Editorial

Von der Schriftrolle zum E-Book

Ich gebe es offen und ehrlich zu: Ich bin bibliophil. Stundenlang kann ich zwischen meinen Büchern sitzen und ihre bunten, vielversprechenden Rücken betrachten. Jedes einzelne Buch ist eine Meisterleistung, ein Konglomerat von Fleiss, Kreativität und Ausdauer. Wenn ich ein neues Exemplar erworben habe, trage ich es stolz in meine vier Wände, lese gierig die ersten paar Seiten und lasse mich vom Geruch der noch frischen Druckerschwärze berauschen. In meiner Nähe sind stets Bücher anzutreffen, sei es nun zu Hause, auf einer Reise oder am Arbeitsplatz. Wenn ich bei jemandem auf Besuch weile, sehe ich mich beim Betreten des Hauses immer zuerst nach Büchern um. Wohnungen, in denen keine Bücher von den Regalen grüssen, sind mir höchst suspekt. Es fehlt etwas Entscheidendes, damit es einem wohl sein könnte. 

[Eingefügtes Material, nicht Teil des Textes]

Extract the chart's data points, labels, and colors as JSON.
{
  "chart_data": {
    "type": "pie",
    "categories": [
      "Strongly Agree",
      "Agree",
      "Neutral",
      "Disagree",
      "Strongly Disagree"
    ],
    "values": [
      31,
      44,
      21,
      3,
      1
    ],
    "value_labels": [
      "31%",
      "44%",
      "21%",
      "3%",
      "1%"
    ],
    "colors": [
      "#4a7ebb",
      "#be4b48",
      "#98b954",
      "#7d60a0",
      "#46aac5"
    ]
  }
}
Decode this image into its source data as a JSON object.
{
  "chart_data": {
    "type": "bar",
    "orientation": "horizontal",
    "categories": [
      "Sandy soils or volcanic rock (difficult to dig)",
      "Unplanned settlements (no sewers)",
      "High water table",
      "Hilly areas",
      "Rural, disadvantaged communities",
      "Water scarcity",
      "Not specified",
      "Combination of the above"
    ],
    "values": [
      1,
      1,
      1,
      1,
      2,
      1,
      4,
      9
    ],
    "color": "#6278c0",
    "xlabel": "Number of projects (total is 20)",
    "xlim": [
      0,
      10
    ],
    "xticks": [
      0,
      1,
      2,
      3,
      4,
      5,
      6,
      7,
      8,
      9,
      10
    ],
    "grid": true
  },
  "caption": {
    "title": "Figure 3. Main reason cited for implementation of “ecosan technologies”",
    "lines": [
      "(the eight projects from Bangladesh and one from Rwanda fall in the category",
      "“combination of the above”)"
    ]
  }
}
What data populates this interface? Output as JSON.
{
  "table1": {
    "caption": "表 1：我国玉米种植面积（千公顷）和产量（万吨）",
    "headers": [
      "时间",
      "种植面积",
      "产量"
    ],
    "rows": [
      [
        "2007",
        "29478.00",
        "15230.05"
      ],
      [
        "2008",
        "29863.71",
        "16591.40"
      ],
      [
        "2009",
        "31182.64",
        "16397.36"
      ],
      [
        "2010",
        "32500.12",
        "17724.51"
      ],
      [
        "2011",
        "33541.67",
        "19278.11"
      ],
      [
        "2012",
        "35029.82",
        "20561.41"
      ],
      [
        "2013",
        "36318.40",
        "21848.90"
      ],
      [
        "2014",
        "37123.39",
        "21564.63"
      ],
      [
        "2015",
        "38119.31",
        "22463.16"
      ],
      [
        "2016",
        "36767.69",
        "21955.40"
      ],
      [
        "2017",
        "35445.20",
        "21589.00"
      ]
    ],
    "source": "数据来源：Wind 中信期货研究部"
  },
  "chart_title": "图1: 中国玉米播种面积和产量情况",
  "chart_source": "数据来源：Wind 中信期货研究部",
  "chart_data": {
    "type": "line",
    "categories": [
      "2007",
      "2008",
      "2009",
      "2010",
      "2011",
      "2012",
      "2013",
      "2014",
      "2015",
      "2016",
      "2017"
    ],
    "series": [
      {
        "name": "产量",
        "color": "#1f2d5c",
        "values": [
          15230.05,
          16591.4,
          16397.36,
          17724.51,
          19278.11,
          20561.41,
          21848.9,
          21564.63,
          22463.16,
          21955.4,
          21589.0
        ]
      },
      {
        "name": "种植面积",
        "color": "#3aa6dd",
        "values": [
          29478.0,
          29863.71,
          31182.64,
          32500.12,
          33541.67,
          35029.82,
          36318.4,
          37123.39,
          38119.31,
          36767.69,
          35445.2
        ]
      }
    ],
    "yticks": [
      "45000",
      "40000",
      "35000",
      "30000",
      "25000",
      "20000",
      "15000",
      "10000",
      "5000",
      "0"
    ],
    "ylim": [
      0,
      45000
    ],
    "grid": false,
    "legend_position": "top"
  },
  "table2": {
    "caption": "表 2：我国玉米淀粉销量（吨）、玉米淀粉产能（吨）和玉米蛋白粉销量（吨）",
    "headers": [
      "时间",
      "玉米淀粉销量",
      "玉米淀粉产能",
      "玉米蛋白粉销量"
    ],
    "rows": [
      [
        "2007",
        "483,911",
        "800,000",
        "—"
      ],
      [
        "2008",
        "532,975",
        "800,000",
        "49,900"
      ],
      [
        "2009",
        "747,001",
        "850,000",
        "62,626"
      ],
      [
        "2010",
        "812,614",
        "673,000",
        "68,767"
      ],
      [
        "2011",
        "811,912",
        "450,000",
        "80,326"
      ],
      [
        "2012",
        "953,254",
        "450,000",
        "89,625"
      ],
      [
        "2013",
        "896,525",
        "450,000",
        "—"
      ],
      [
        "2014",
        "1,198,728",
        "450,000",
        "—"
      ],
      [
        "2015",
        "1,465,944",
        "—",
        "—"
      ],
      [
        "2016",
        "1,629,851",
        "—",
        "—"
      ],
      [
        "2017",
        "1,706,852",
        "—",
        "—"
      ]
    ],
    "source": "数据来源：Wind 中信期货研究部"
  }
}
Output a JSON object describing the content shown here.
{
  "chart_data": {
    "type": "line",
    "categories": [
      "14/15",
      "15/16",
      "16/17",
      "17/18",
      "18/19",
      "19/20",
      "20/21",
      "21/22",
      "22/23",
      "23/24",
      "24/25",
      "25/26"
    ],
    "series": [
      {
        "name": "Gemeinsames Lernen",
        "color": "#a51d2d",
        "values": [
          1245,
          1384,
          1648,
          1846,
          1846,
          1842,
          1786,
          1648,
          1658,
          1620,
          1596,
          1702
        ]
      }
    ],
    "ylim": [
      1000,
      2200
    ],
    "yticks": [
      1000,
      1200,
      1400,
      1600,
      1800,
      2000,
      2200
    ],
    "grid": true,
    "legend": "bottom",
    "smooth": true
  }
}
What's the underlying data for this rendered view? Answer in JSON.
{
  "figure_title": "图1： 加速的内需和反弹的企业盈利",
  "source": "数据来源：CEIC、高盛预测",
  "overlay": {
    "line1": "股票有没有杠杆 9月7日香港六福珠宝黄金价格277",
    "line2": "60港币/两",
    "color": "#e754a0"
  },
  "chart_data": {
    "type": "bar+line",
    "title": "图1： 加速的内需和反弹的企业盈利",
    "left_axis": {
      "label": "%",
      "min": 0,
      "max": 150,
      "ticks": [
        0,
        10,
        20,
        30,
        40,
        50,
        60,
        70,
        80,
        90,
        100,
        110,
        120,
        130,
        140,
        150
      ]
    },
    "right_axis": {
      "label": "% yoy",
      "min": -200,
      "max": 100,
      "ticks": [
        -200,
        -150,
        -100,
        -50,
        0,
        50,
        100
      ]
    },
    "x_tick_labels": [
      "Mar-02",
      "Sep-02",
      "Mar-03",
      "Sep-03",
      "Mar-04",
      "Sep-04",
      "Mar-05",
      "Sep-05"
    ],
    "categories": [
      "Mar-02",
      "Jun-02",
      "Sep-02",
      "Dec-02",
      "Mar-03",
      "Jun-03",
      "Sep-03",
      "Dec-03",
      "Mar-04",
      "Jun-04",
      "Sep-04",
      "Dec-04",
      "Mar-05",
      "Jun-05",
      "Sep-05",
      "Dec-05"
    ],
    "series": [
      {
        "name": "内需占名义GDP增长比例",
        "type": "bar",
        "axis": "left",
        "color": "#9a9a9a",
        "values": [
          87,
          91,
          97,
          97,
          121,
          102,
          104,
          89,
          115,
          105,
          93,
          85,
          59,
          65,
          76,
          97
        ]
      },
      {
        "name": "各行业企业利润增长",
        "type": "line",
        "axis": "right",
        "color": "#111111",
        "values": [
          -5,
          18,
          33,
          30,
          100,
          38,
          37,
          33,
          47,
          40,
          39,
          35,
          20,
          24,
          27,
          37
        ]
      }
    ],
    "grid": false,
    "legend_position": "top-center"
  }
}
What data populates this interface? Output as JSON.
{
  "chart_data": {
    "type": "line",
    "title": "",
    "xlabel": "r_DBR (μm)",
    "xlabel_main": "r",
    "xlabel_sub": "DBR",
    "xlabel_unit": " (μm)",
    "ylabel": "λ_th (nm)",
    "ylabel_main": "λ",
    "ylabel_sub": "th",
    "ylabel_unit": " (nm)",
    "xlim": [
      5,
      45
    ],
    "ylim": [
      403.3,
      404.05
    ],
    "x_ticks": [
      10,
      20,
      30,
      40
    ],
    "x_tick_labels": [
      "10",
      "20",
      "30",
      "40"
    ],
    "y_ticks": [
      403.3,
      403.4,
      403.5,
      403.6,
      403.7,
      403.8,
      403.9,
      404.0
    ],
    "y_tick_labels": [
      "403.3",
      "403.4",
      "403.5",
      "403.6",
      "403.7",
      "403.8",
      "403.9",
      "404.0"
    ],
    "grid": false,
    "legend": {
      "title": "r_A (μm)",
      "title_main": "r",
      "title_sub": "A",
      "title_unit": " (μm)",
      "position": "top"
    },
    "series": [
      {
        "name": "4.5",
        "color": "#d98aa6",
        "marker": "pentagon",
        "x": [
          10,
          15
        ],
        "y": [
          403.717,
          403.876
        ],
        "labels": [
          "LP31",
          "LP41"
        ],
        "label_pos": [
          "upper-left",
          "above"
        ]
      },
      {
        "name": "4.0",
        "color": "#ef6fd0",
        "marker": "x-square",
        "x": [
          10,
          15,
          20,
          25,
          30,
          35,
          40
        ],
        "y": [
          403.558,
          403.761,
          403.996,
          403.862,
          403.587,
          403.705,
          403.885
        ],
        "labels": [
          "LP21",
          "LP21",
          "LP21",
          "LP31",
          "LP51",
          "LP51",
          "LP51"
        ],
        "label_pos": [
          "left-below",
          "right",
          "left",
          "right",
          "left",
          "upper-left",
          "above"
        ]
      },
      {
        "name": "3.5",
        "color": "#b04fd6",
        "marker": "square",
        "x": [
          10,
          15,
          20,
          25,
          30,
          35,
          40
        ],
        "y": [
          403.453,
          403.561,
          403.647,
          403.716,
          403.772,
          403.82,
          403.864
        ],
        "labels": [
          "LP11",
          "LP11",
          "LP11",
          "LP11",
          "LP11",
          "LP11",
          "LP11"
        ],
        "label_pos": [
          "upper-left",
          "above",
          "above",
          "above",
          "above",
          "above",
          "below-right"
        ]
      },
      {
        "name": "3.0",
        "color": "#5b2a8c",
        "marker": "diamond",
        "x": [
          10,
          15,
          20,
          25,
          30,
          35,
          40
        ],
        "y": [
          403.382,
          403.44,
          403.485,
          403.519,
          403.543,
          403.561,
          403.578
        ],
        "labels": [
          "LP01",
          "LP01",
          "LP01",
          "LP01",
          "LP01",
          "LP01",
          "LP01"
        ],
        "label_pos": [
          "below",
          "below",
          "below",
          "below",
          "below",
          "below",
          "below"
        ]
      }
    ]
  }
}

So konnte ich auch die Rückkehr des berühmten Codex Moutier-Grandval in den Jura kaum erwarten. Dieses einzigartige Werk aus dem 9. Jahrhundert verströmt bis heute eine Aura von unglaublicher Ausdauer, unbändiger Kreativität und tiefem Glauben. Die 449-seitige Handschrift, die bis Juni 2025 im Jurassischen Museum für Geschichte und Kunst in Delsberg zu bewundern ist, stellt ein literarisches Weltkulturerbe dar. Bücher sind auf viele Weisen einzigartig. Zum einen bieten sie einen Raum für tiefe, persönliche Auseinandersetzung mit Ideen und Geschichten, die uns auf unterschiedliche Weisen berühren. Jedes Buch hat eine eigene Welt, die der Autor oder die Autorin erschafft, und diese Welt kann für jeden Leser anders wahrgenommen werden. Die Art und Weise, wie ein Buch geschrieben ist – sei es der Stil, die Sprache, die Struktur – kann eine einzigartige Erfahrung erzeugen, die wir in dieser Form nur in diesem einen Werk finden. Ein weiteres einzigartiges Merkmal von Büchern ist die Möglichkeit, in verschiedene Perspektiven einzutauchen. Sie erlauben es uns, das Leben aus den Augen anderer zu sehen, sei es in einer fiktiven Erzählung oder durch Sachliteratur, die uns neue Sichtweisen und Einsichten gibt.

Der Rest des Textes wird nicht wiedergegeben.